4. Delve Into The Things Only You Quirkily Love

Being lonely is a solid opportunity. Finally — you can go do all the weird stuff you like to do! Go to a poetry reading when everyone else groans at the invite. Go eat at your adventurous restaurants, or go indulge in your favorite bland food. Go play Quidditch, or spend that amount of money no one else wants to put down with you and go to the truffle making class.

Lifestyle writer Adrienne Breaux at Apartment Therapy chimed in, "Think about what it is that you LOVE about living alone and try to find ways to indulge in it every day. If it's walking around with a face mask that makes you look like a horror movie character, go for it! If it's eating right out of the ice cream container, go for it." Whatever it is you're too embarassed/ quirky/ adventurous/ boring to do with other people, now is your chance to do it alone.

5. Force Yourself Into Growing

It seems that our loneliness only grows if we try to smother it down with a lot of inane activities. So instead of jam packing your afternoon when the blues rolls through, instead focus on doing something that'll help you grow as an individual and will make you more well rounded. For example, I'm a terrible cook so whenever loneliness hits me and I want to wallow, I go to the grocery store, splurge on interesting and scary ingredients, and try to teach myself something grown up like pot roast or beef bourguignon. Five minutes into the whole process and I'm feeling too smug and excited to think about how I felt alone just an hour prior.

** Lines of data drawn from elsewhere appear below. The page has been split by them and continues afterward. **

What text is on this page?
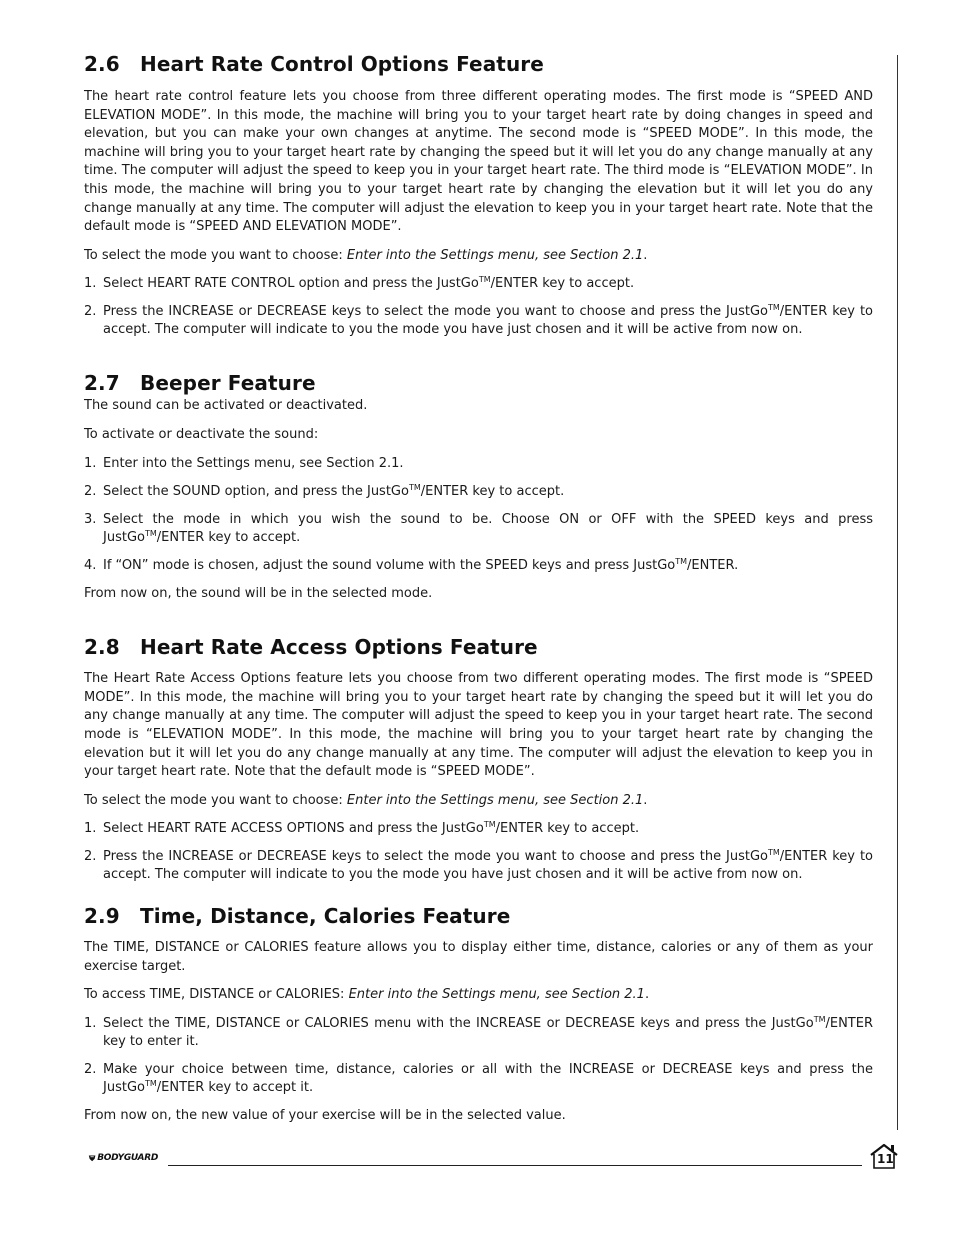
2.6 Heart Rate Control Options Feature

The heart rate control feature lets you choose from three different operating modes. The first mode is “SPEED AND ELEVATION MODE”. In this mode, the machine will bring you to your target heart rate by doing changes in speed and elevation, but you can make your own changes at anytime. The second mode is “SPEED MODE”. In this mode, the machine will bring you to your target heart rate by changing the speed but it will let you do any change manually at any time. The computer will adjust the speed to keep you in your target heart rate. The third mode is “ELEVATION MODE”. In this mode, the machine will bring you to your target heart rate by changing the elevation but it will let you do any change manually at any time. The computer will adjust the elevation to keep you in your target heart rate. Note that the default mode is “SPEED AND ELEVATION MODE”.

To select the mode you want to choose: Enter into the Settings menu, see Section 2.1.

1. Select HEART RATE CONTROL option and press the JustGo™/ENTER key to accept.
2. Press the INCREASE or DECREASE keys to select the mode you want to choose and press the JustGo™/ENTER key to accept. The computer will indicate to you the mode you have just chosen and it will be active from now on.
2.7 Beeper Feature

The sound can be activated or deactivated.

To activate or deactivate the sound:

1. Enter into the Settings menu, see Section 2.1.
2. Select the SOUND option, and press the JustGo™/ENTER key to accept.
3. Select the mode in which you wish the sound to be. Choose ON or OFF with the SPEED keys and press JustGo™/ENTER key to accept.
4. If “ON” mode is chosen, adjust the sound volume with the SPEED keys and press JustGo™/ENTER.

From now on, the sound will be in the selected mode.

2.8 Heart Rate Access Options Feature

The Heart Rate Access Options feature lets you choose from two different operating modes. The first mode is “SPEED MODE”. In this mode, the machine will bring you to your target heart rate by changing the speed but it will let you do any change manually at any time. The computer will adjust the speed to keep you in your target heart rate. The second mode is “ELEVATION MODE”. In this mode, the machine will bring you to your target heart rate by changing the elevation but it will let you do any change manually at any time. The computer will adjust the elevation to keep you in your target heart rate. Note that the default mode is “SPEED MODE”.

To select the mode you want to choose: Enter into the Settings menu, see Section 2.1.

1. Select HEART RATE ACCESS OPTIONS and press the JustGo™/ENTER key to accept.
2. Press the INCREASE or DECREASE keys to select the mode you want to choose and press the JustGo™/ENTER key to accept. The computer will indicate to you the mode you have just chosen and it will be active from now on.
2.9 Time, Distance, Calories Feature

The TIME, DISTANCE or CALORIES feature allows you to display either time, distance, calories or any of them as your exercise target.

To access TIME, DISTANCE or CALORIES: Enter into the Settings menu, see Section 2.1.

1. Select the TIME, DISTANCE or CALORIES menu with the INCREASE or DECREASE keys and press the JustGo™/ENTER key to enter it.
2. Make your choice between time, distance, calories or all with the INCREASE or DECREASE keys and press the JustGo™/ENTER key to accept it.

From now on, the new value of your exercise will be in the selected value.

BODYGUARD	11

Breaux chimed in, "It's hard to feel lonely when you're trying to master a new skill, practice a hobby or try out a new recipe. When it comes to keeping loneliness at bay, one of the best ways to do it is to occupy your time with things that feel enriching, creative and exciting." So get to work!

6. Become Obsessed With Something

Have a lot of time on your hands that isn't filled with entertaining people? Instead of occupying it with coffee dates with acquaintences you only kind of like, take this as a chance to become obsessed with something. When you find something you're truly passionate about, those pockets of alone time are seen as blessings since it lets you work on your project.

Lifestyle writer Scott Young at Think Simple Now pointed out, "If you have a passion or sense of meaning for your daily routine, any temporary isolation is far easier to enjoy." Whether you settle on a goal or ambition, or if you find a hobby or a subject you're completely fascinated with, let it take over your life a little. That loneliness will be just what you need in order to indulge in it.

7. Let It Make You Do Things You Normally Wouldn't

You know the great thing about loneliness? It'll push you to consider doing things you normally wouldn't if you were surrounded by your friends. You'll begin to eye that one house party invite you weren't seriously considering, might venture out to a bar alone, indulge in that rainbow rink you heard opened up, begin looking up MeetUp groups...Interesting things begin to happen when you've got no one around. And you can meet really cool new people/ learn something new about yourself/ develop a new interest if you begin to do that!

Lifestyle writer Vishnu at self development site Pick the Brain, said, "Be prepared to go to events where you might not know any of the other guests. Attend events you normally wouldn’t. Get out of your house even if your every thought throbs with the word 'no.'" Loneliness gets you out of your comfort zone, settles you, and helps you learn. Begin indulging in it, not wallowing with it.